The Dalai Lama has undertaken a challenging task and he performs it well in this book. The chief insight in the Dalai Lama's approach is that beneath all the differences among people and the differences in identity, we are all human beings with the same wants and fundamental needs as human beings. We share a "common humanity". A secular ethics identifies and builds on the factors in our common humanity assisted to a degree by the sciences. Thus the Dalai Lama finds that all human beings want to by happy and need on another. He builds an ethics on the need for a compassion for all persons and develops how, in his view, compassion leads to qualities including justice, forgiveness, and understanding. He finds a secular ethics has much to teach both to individual human relationships and to political and international questions.
The Dalai Lama's vision of secular ethics is developed in the first part of the book, "A New Vision of Secular Ethics" while the second part "Educating the Heart Through Training the Mind" offers guides for increasing one's ability for ethical behavior. These guides focus on understanding one's emotions, on controlling emotions such as anger and envy deemed destructive and on developing positive emotions such as contentment, self-discipline and generosity. The Dalai Lama introduces meditation techniques derived from the Buddhist tradition. Still the practice of these techniques, to the extent presented in this book, do not presuppose a commitment to Buddhism or any other religion. Some forms of meditation are widely-practiced, and their introduction does not change this book's secular character.

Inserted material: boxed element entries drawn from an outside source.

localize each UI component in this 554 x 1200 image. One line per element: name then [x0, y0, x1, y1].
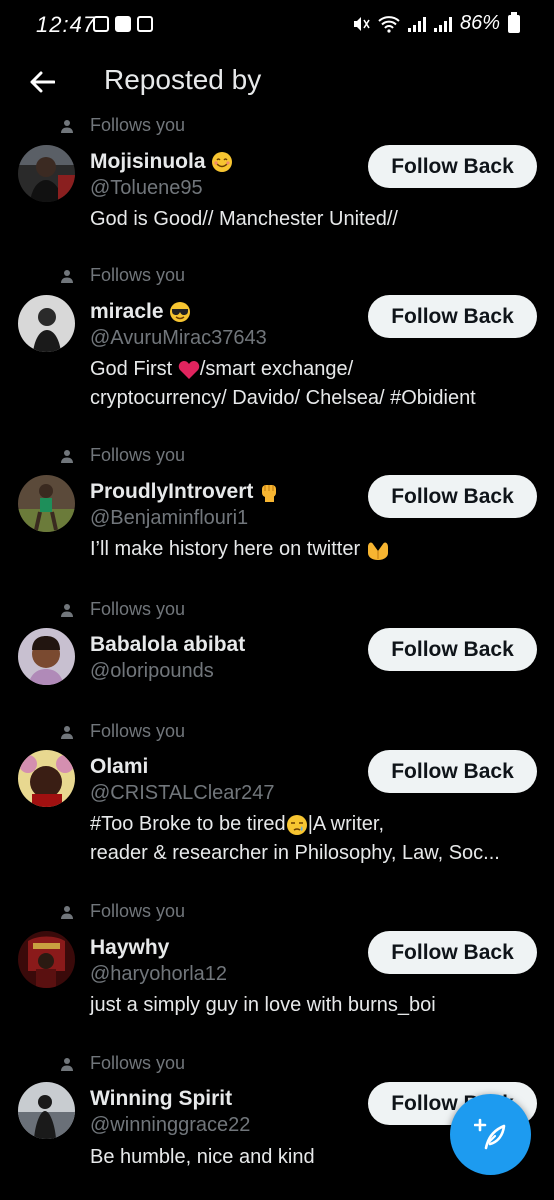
- user-handle: @CRISTALClear247: [90, 782, 275, 804]
- list-item[interactable]: Follows you ProudlyIntrovert @Benjaminfl…: [0, 444, 554, 598]
- follows-you-label: Follows you: [90, 265, 186, 285]
- gallery-notification-icon: [93, 16, 109, 32]
- status-right: 86%: [352, 11, 520, 35]
- avatar[interactable]: [18, 628, 75, 685]
- follows-you-label: Follows you: [90, 901, 186, 921]
- header: Reposted by: [0, 52, 554, 114]
- avatar[interactable]: [18, 475, 75, 532]
- avatar[interactable]: [18, 750, 75, 807]
- user-name[interactable]: Olami: [90, 755, 148, 779]
- avatar[interactable]: [18, 295, 75, 352]
- arrow-left-icon: [30, 71, 55, 93]
- avatar[interactable]: [18, 145, 75, 202]
- status-time: 12:47: [36, 12, 97, 37]
- raised-fist-emoji-icon: [262, 485, 277, 503]
- person-icon: [61, 270, 73, 283]
- back-button[interactable]: [22, 62, 62, 102]
- battery-percent: 86%: [459, 12, 500, 34]
- user-bio: #Too Broke to be tired |A writer, reader …: [90, 813, 500, 864]
- follows-you-label: Follows you: [90, 721, 186, 741]
- user-handle: @Benjaminflouri1: [90, 507, 249, 529]
- battery-icon: [508, 11, 520, 33]
- user-name[interactable]: Mojisinuola: [90, 150, 233, 174]
- follows-you-row: Follows you: [0, 900, 554, 926]
- person-icon: [61, 120, 73, 133]
- follows-you-label: Follows you: [90, 445, 186, 465]
- user-handle: @AvuruMirac37643: [90, 327, 267, 349]
- red-heart-emoji-icon: [178, 360, 200, 379]
- sleepy-face-emoji-icon: [286, 814, 307, 835]
- person-icon: [61, 450, 73, 463]
- follows-you-row: Follows you: [0, 444, 554, 470]
- follows-you-row: Follows you: [0, 264, 554, 290]
- user-bio: just a simply guy in love with burns_boi: [90, 994, 436, 1016]
- list-item[interactable]: Follows you Mojisinuola @Toluene95 God i…: [0, 114, 554, 264]
- follow-back-button[interactable]: Follow Back: [368, 475, 537, 518]
- follow-back-button[interactable]: Follow Back: [368, 295, 537, 338]
- follow-back-button[interactable]: Follow Back: [368, 145, 537, 188]
- notification-icons: [93, 16, 153, 32]
- person-icon: [61, 1058, 73, 1071]
- wifi-icon: [378, 15, 400, 33]
- signal-icon-2: [433, 16, 452, 32]
- user-name[interactable]: ProudlyIntrovert: [90, 480, 279, 504]
- list-item[interactable]: Follows you miracle @AvuruMirac37643 God…: [0, 264, 554, 444]
- follows-you-label: Follows you: [90, 599, 186, 619]
- person-icon: [61, 726, 73, 739]
- user-name[interactable]: Winning Spirit: [90, 1087, 232, 1111]
- bottom-edge: [0, 1192, 554, 1200]
- follows-you-row: Follows you: [0, 720, 554, 746]
- user-bio: God First /smart exchange/ cryptocurrenc…: [90, 358, 476, 409]
- follows-you-row: Follows you: [0, 598, 554, 624]
- youtube-notification-icon: [115, 16, 131, 32]
- follows-you-row: Follows you: [0, 114, 554, 140]
- compose-feather-icon: [473, 1118, 505, 1149]
- user-handle: @haryohorla12: [90, 963, 228, 985]
- list-item[interactable]: Follows you Babalola abibat @oloripounds…: [0, 598, 554, 720]
- sunglasses-emoji-icon: [170, 302, 191, 323]
- user-bio: I’ll make history here on twitter: [90, 535, 540, 564]
- signal-icon-1: [407, 16, 426, 32]
- follow-back-button[interactable]: Follow Back: [368, 750, 537, 793]
- list-item[interactable]: Follows you Olami @CRISTALClear247 #Too …: [0, 720, 554, 900]
- user-handle: @winninggrace22: [90, 1114, 251, 1136]
- person-icon: [61, 604, 73, 617]
- avatar[interactable]: [18, 1082, 75, 1139]
- app-notification-icon: [137, 16, 153, 32]
- user-name[interactable]: Haywhy: [90, 936, 169, 960]
- follows-you-row: Follows you: [0, 1052, 554, 1078]
- user-handle: @Toluene95: [90, 177, 203, 199]
- user-name[interactable]: Babalola abibat: [90, 633, 245, 657]
- follows-you-label: Follows you: [90, 115, 186, 135]
- follow-back-button[interactable]: Follow Back: [368, 931, 537, 974]
- user-handle: @oloripounds: [90, 660, 214, 682]
- page-title: Reposted by: [104, 64, 262, 95]
- user-bio: God is Good// Manchester United//: [90, 208, 398, 230]
- user-list: Follows you Mojisinuola @Toluene95 God i…: [0, 114, 554, 1200]
- person-icon: [61, 906, 73, 919]
- smiling-face-emoji-icon: [212, 152, 233, 173]
- list-item[interactable]: Follows you Haywhy @haryohorla12 just a …: [0, 900, 554, 1052]
- status-bar: 12:47 86%: [0, 0, 554, 52]
- compose-button[interactable]: [450, 1094, 531, 1175]
- palms-up-emoji-icon: [367, 542, 388, 560]
- follow-back-button[interactable]: Follow Back: [368, 628, 537, 671]
- avatar[interactable]: [18, 931, 75, 988]
- mute-icon: [353, 16, 370, 31]
- follows-you-label: Follows you: [90, 1053, 186, 1073]
- user-name[interactable]: miracle: [90, 300, 191, 324]
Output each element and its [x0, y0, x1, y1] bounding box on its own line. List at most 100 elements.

This is a thoughtful, moving book. Some readers may question whether the Dalai Lama's ethics follows fully from the secular commitments from which he starts or, alternatively, whether there somehow is an unstated religious or metaphysical position lurking in the presentation. In addition, those holding to a secular worldview may disagree on proper behavior and fight, just as adherents of competing religions sometimes do. These questions are important but secondary. The teachings of this book are demanding and difficult. The Dalai Lama talks persuasively about the importance of ethics, self-reflection and compassion and most importantly reminds the reader of our "common humanity". Much is to be learned from the goals of the Dalai Lama's book and from the simplicity of its presentation.